L’ancien envoyé spécial américain pour le processus de paix au Moyen-Orient, Jason D. Greenblatt, a publié une tribune appelant à une réévaluation de la nature du Front Polisario, établissant des parallèles avec des groupes soutenus par l’Iran. Cette prise de position intervient alors que des initiatives législatives similaires gagnent du terrain au Congrès américain, transcendant les clivages partisans.
Dans son analyse publiée par le média Semafor, l’ancien diplomate, figure clé de la diplomatie de l’ère Trump, met en garde contre les liens entre le Front Polisario et la République islamique d’Iran. Il décrit le groupe séparatiste comme un relais potentiel de l’influence iranienne en Afrique du Nord, s’inscrivant dans une stratégie régionale de projection de puissance via des proxies.

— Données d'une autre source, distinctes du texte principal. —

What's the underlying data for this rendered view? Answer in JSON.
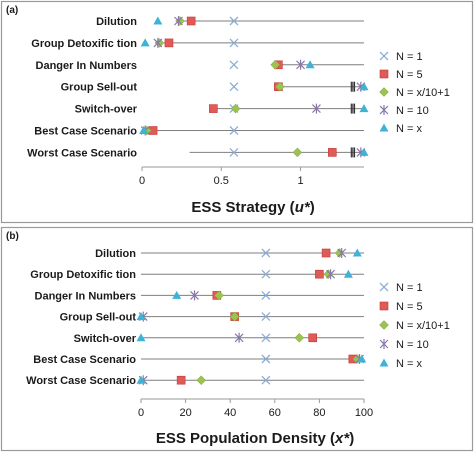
{
  "colors": {
    "n1": "#8aaed6",
    "n5": "#e05a57",
    "nx10": "#9bc44f",
    "n10": "#8a77aa",
    "nx": "#3fb3d6",
    "frame": "#9a9a9a",
    "row_line": "#7f7f7f"
  },
  "legend": [
    {
      "key": "n1",
      "label": "N = 1",
      "marker": "x-icon"
    },
    {
      "key": "n5",
      "label": "N = 5",
      "marker": "square-icon"
    },
    {
      "key": "nx10",
      "label": "N = x/10+1",
      "marker": "diamond-icon"
    },
    {
      "key": "n10",
      "label": "N = 10",
      "marker": "asterisk-icon"
    },
    {
      "key": "nx",
      "label": "N = x",
      "marker": "triangle-icon"
    }
  ],
  "chart_data": [
    {
      "panel_label": "(a)",
      "type": "scatter",
      "xlabel_main": "ESS Strategy (",
      "xlabel_var": "u*",
      "xlabel_end": ")",
      "xlim": [
        0,
        1.4
      ],
      "xticks": [
        0,
        0.5,
        1
      ],
      "xtick_labels": [
        "0",
        "0.5",
        "1"
      ],
      "categories": [
        "Dilution",
        "Group Detoxific  tion",
        "Danger In Numbers",
        "Group Sell-out",
        "Switch-over",
        "Best Case Scenario",
        "Worst Case Scenario"
      ],
      "row_line_start": [
        0.25,
        0.1,
        0.88,
        0.88,
        0.45,
        0.05,
        0.3
      ],
      "series": [
        {
          "key": "n1",
          "name": "N = 1",
          "values": [
            0.58,
            0.58,
            0.58,
            0.58,
            0.58,
            0.58,
            0.58
          ]
        },
        {
          "key": "n5",
          "name": "N = 5",
          "values": [
            0.31,
            0.17,
            0.86,
            0.86,
            0.45,
            0.07,
            1.2
          ]
        },
        {
          "key": "nx10",
          "name": "N = x/10+1",
          "values": [
            0.24,
            0.11,
            0.84,
            0.87,
            0.59,
            0.03,
            0.98
          ]
        },
        {
          "key": "n10",
          "name": "N = 10",
          "values": [
            0.23,
            0.1,
            1.0,
            1.38,
            1.1,
            0.02,
            1.38
          ]
        },
        {
          "key": "nx",
          "name": "N = x",
          "values": [
            0.1,
            0.02,
            1.06,
            1.4,
            1.4,
            0.01,
            1.4
          ]
        }
      ],
      "multi_marks": [
        {
          "row": 3,
          "x": [
            1.32,
            1.33,
            1.34
          ]
        },
        {
          "row": 4,
          "x": [
            1.32,
            1.33,
            1.34
          ]
        },
        {
          "row": 6,
          "x": [
            1.32,
            1.33,
            1.34
          ]
        }
      ]
    },
    {
      "panel_label": "(b)",
      "type": "scatter",
      "xlabel_main": "ESS Population Density (",
      "xlabel_var": "x*",
      "xlabel_end": ")",
      "xlim": [
        0,
        100
      ],
      "xticks": [
        0,
        20,
        40,
        60,
        80,
        100
      ],
      "xtick_labels": [
        "0",
        "20",
        "40",
        "60",
        "80",
        "100"
      ],
      "categories": [
        "Dilution",
        "Group Detoxific  tion",
        "Danger In Numbers",
        "Group Sell-out",
        "Switch-over",
        "Best Case Scenario",
        "Worst Case Scenario"
      ],
      "row_line_start": [
        0,
        0,
        0,
        0,
        0,
        0,
        0
      ],
      "series": [
        {
          "key": "n1",
          "name": "N = 1",
          "values": [
            56,
            56,
            56,
            56,
            56,
            56,
            56
          ]
        },
        {
          "key": "n5",
          "name": "N = 5",
          "values": [
            83,
            80,
            34,
            42,
            77,
            95,
            18
          ]
        },
        {
          "key": "nx10",
          "name": "N = x/10+1",
          "values": [
            89,
            84,
            35,
            42,
            71,
            97,
            27
          ]
        },
        {
          "key": "n10",
          "name": "N = 10",
          "values": [
            90,
            85,
            24,
            1,
            44,
            98,
            1
          ]
        },
        {
          "key": "nx",
          "name": "N = x",
          "values": [
            97,
            93,
            16,
            0,
            0,
            99,
            0
          ]
        }
      ],
      "multi_marks": []
    }
  ]
}
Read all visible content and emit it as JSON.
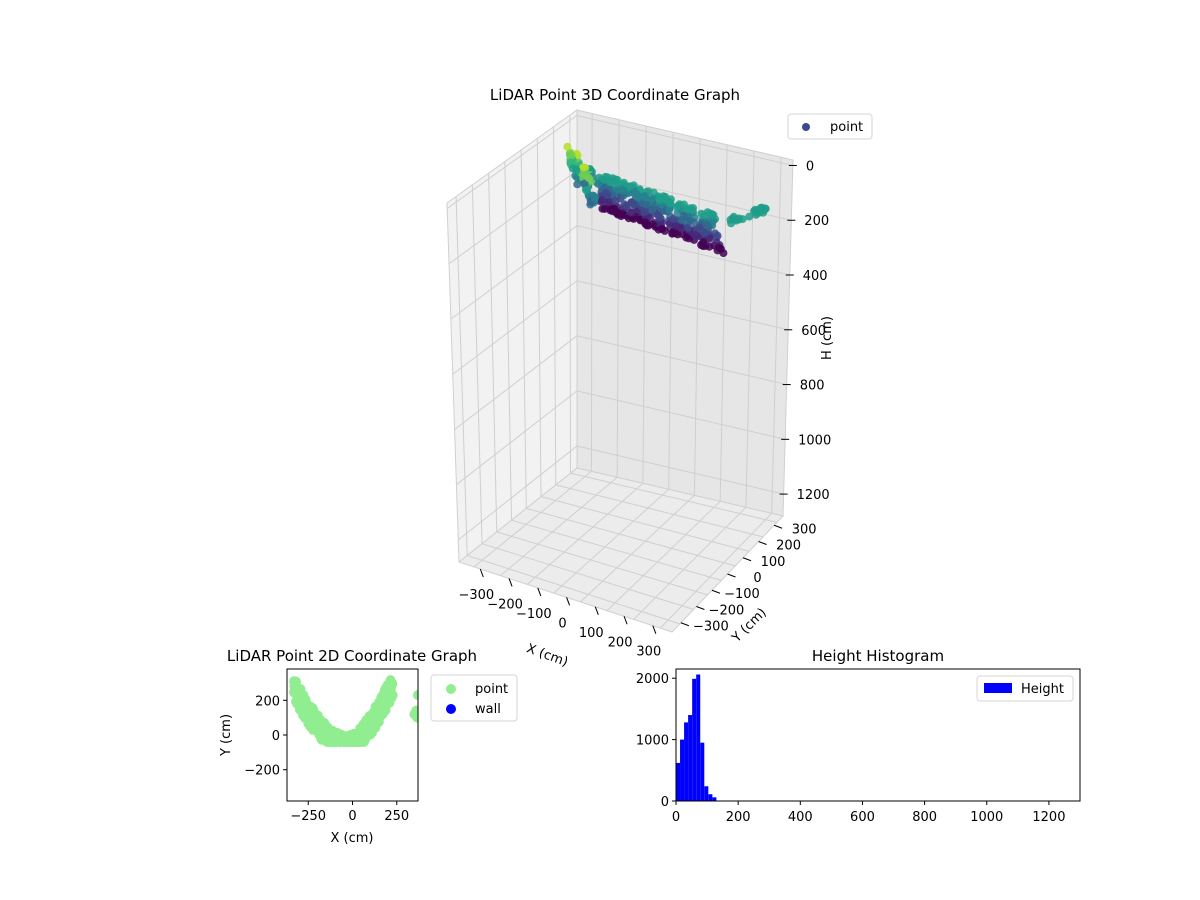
{
  "chart_data": [
    {
      "type": "scatter",
      "title": "LiDAR Point 3D Coordinate Graph",
      "xlabel": "X (cm)",
      "ylabel": "Y (cm)",
      "zlabel": "H (cm)",
      "xticks": [
        "−300",
        "−200",
        "−100",
        "0",
        "100",
        "200",
        "300"
      ],
      "yticks": [
        "−300",
        "−200",
        "−100",
        "0",
        "100",
        "200",
        "300"
      ],
      "zticks": [
        "0",
        "200",
        "400",
        "600",
        "800",
        "1000",
        "1200"
      ],
      "zlim": [
        1300,
        0
      ],
      "legend": [
        {
          "name": "point",
          "color": "#3b4a8a"
        }
      ],
      "legend_position": "top-right",
      "colormap": "viridis",
      "grid": true
    },
    {
      "type": "scatter",
      "title": "LiDAR Point 2D Coordinate Graph",
      "xlabel": "X (cm)",
      "ylabel": "Y (cm)",
      "xticks": [
        -250,
        0,
        250
      ],
      "yticks": [
        -200,
        0,
        200
      ],
      "xlim": [
        -370,
        370
      ],
      "ylim": [
        -380,
        380
      ],
      "series": [
        {
          "name": "point",
          "color": "#90ee90"
        },
        {
          "name": "wall",
          "color": "#0000ff"
        }
      ],
      "legend_position": "outside-right"
    },
    {
      "type": "bar",
      "title": "Height Histogram",
      "series_name": "Height",
      "color": "#0000ff",
      "bins": [
        {
          "x0": 0,
          "x1": 13,
          "value": 620
        },
        {
          "x0": 13,
          "x1": 26,
          "value": 1000
        },
        {
          "x0": 26,
          "x1": 39,
          "value": 1280
        },
        {
          "x0": 39,
          "x1": 52,
          "value": 1400
        },
        {
          "x0": 52,
          "x1": 65,
          "value": 1990
        },
        {
          "x0": 65,
          "x1": 78,
          "value": 2060
        },
        {
          "x0": 78,
          "x1": 91,
          "value": 950
        },
        {
          "x0": 91,
          "x1": 104,
          "value": 240
        },
        {
          "x0": 104,
          "x1": 117,
          "value": 110
        },
        {
          "x0": 117,
          "x1": 130,
          "value": 60
        }
      ],
      "xticks": [
        0,
        200,
        400,
        600,
        800,
        1000,
        1200
      ],
      "yticks": [
        0,
        1000,
        2000
      ],
      "xlim": [
        0,
        1300
      ],
      "ylim": [
        0,
        2150
      ],
      "legend": [
        "Height"
      ],
      "legend_position": "top-right"
    }
  ]
}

Un parallèle avec le modèle du Hezbollah
Jason D. Greenblatt explique que le mécanisme observé n’est pas nouveau. Il cite l’exemple du Hezbollah au Liban, où un groupe local a évolué, avec un soutien extérieur en matière d’idéologie, de formation et de logistique, vers une structure militarisée à la capacité de nuisance régionale. Selon lui, une dynamique comparable pourrait être à l’œuvre avec le Polisario, où un agenda local serait instrumentalisé au service d’objectifs géopolitiques plus larges.
L’ancien responsable américain rappelle que l’Iran a reconnu la république autoproclamée du Front Polisario dès les années 1980. Il interprète ce geste comme le point de départ d’une convergence stratégique qui s’est renforcée au fil du temps. Cette relation, estime-t-il, suit un schéma déjà éprouvé dans d’autres foyers de tension, comme au Yémen.
Une faille dans la posture sécuritaire américaine
Le cœur de l’argumentation de Greenblatt pointe ce qu’il perçoit comme une faille dans la politique américaine. L’absence de classification du Front Polisario comme organisation terroriste pourrait, à terme, selon lui, conduire à reproduire des scénarios où des groupes initialement tolérés sont devenus des acteurs majeurs de déstabilisation. Cette absence de désignation officielle empêcherait, selon cette logique, une réponse sécuritaire adaptée.
Un écho grandissant au Congrès américain
Cette analyse ne reste pas isolée. Elle trouve un écho concret au sein du Congrès des États-Unis, où plusieurs initiatives parlementaires ont été déposées récemment. Au Sénat, des élus républicains de premier plan, dont Ted Cruz, Rick Scott et Tom Cotton, portent une proposition de résolution allant dans ce sens.
Un mouvement bipartisan se dessine également à la Chambre des représentants. Une proposition similaire y bénéficie du soutien d’élus des deux partis, comme le républicain Joe Wilson et le démocrate Jimmy Panetta. Ce soutien transpartisan indique que la question dépasse désormais les clivages politiques traditionnels à Washington.
Implications pour le partenariat Maroc-États-Unis
En filigrane de ce débat se pose la question de la relation stratégique entre Washington et Rabat. Le Maroc, considéré comme un partenaire sécuritaire clé des États-Unis en Afrique du Nord, pourrait voir sa position renforcée dans cette réévaluation. La lutte contre les réseaux d’influence iraniens est une priorité partagée, et le royaume chérifien est souvent présenté comme un rempart stable dans la région.
La tribune de Jason D. Greenblatt s’inscrit dans un contexte plus large de durcissement du regard américain sur les relais régionaux de Téhéran. Cette évolution des perceptions à Washington pourrait, à moyen terme, redessiner les équilibres diplomatiques et sécuritaires en Afrique du Nord.
Les prochaines étapes dépendront de l’avancement des propositions législatives au Congrès et de la position que l’administration Biden choisira d’adopter officiellement. Les décisions prises dans les prochains mois seront scrutées comme un indicateur de la priorité accordée par Washington à ce dossier et à son partenariat avec Rabat dans le cadre de la sécurité régionale.